The biggest challenge, Powell says, has been adapting to a rapidly evolving local economy. “We’re currently running more than 3 million square feet of new construction at any given time,” he explains. “But we have the right teams in place, and we give them the freedom to succeed from project management to field supervisors to our subcontractors.”
Godwin adds that, in 2021, revenues from Powell’s division will surpass that of the TI wing of the company for the first time. “It’s an indicator that our corporate philosophy works across the board, whether for tenant improvement or ground-up construction,” he says. “Both specialties have now become part of our story, and we continue to grow in the volume and level of sophistication that we deliver on both fronts.”
Dedication to Quality
As was the case for so many other businesses, the disruptions caused by COVID-19 encouraged Godwin to evaluate the present state of his company and more carefully consider his growth plan for the coming years.

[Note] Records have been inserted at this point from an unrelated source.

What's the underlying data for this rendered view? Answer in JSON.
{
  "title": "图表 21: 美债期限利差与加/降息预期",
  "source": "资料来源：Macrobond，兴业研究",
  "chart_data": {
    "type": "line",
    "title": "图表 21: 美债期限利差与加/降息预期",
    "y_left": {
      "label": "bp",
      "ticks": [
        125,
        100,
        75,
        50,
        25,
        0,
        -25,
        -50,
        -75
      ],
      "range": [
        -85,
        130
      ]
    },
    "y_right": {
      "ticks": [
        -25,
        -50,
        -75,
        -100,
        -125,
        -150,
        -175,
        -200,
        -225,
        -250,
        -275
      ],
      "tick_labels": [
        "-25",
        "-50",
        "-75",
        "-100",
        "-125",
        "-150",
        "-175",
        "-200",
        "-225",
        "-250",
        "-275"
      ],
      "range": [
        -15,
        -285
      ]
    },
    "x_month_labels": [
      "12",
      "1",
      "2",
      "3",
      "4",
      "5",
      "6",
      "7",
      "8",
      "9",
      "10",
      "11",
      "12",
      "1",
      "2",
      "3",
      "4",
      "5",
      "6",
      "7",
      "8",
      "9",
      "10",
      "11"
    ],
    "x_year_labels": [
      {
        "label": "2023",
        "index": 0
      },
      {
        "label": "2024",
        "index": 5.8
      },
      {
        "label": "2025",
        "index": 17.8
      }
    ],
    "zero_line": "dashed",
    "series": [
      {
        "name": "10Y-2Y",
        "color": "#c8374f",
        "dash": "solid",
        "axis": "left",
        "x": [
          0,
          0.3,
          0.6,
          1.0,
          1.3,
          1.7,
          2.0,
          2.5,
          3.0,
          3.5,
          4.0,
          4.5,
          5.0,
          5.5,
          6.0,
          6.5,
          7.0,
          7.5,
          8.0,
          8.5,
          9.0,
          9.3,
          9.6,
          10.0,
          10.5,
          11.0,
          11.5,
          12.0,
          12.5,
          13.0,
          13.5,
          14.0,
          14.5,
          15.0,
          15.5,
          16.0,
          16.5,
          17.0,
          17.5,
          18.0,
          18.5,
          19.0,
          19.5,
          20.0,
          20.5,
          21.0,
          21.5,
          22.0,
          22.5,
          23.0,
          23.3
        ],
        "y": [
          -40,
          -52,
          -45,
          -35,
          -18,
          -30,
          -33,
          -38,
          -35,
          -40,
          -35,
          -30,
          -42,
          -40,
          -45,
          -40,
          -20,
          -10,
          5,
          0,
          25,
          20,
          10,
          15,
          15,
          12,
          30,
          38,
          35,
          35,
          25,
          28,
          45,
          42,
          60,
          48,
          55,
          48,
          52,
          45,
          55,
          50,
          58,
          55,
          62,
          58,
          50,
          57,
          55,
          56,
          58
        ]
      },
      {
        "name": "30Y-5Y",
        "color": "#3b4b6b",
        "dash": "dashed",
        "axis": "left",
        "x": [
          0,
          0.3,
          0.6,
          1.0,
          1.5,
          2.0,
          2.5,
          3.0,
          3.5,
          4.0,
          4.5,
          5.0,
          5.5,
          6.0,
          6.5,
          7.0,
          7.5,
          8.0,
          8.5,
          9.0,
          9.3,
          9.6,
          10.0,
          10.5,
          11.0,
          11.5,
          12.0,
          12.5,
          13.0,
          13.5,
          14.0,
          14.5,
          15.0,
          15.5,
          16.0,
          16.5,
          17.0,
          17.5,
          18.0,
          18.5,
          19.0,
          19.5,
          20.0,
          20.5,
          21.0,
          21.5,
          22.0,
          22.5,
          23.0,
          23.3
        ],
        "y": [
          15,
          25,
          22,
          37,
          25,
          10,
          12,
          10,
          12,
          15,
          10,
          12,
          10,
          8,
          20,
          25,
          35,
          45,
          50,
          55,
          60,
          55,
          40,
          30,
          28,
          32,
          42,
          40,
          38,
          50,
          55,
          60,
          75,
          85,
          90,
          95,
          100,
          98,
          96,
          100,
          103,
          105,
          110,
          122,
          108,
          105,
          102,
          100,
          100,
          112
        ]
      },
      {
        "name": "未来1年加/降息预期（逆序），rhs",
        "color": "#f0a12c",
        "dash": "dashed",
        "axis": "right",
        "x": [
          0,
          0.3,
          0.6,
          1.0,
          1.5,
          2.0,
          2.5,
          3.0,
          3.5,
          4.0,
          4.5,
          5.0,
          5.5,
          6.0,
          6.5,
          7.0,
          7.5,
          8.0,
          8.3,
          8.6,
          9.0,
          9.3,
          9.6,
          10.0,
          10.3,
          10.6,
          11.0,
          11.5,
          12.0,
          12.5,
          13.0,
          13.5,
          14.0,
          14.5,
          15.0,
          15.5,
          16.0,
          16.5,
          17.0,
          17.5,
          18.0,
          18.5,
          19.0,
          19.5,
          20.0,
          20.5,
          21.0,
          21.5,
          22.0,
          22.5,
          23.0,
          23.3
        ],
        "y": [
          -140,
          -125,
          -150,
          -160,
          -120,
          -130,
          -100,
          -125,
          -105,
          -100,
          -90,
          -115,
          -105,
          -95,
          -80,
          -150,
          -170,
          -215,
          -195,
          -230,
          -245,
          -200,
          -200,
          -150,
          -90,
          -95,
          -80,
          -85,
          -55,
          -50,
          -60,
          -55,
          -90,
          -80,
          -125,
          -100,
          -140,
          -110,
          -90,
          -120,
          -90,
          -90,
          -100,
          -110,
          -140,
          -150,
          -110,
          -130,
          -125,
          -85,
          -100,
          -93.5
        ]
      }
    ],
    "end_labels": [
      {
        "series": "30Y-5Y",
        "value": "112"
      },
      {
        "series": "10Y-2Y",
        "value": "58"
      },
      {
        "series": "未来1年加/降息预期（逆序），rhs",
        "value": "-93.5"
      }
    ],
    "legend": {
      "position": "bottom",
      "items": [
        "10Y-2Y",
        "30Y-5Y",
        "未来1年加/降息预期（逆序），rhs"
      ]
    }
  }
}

This analysis culminated in a three-year vision document that defined the ‘SLC Experience’ and outlined how the firm will bring that experience to life. Leading the list was a pledge to continue Stevens-Leinweber’s corporate culture, in which personal and professional employee growth is supported and hard work is rewarded. For clients, the SLC Experience involves white-glove treatment that culminates in tangible value. For subcontractors, it’s a promise to provide the highest level of safety, profitability and job experience. For the community, it’s a call to serve and give faithfully through acts of philanthropy that improve the lives of those in need.
With these commitments always top of mind, Godwin feels bullish about the years ahead. “We’ve successfully navigated a pandemic, and we operate in what is now the nation’s fastest growing city,” he says. “This is absolutely the place to be as the market recovers.”
Godwin adds, “We don’t need SLC to be the biggest, but we do want to be the best at everything we do. That’s something that lies deep within our DNA, and we’ll continue to apply that standard in this exceptional market.”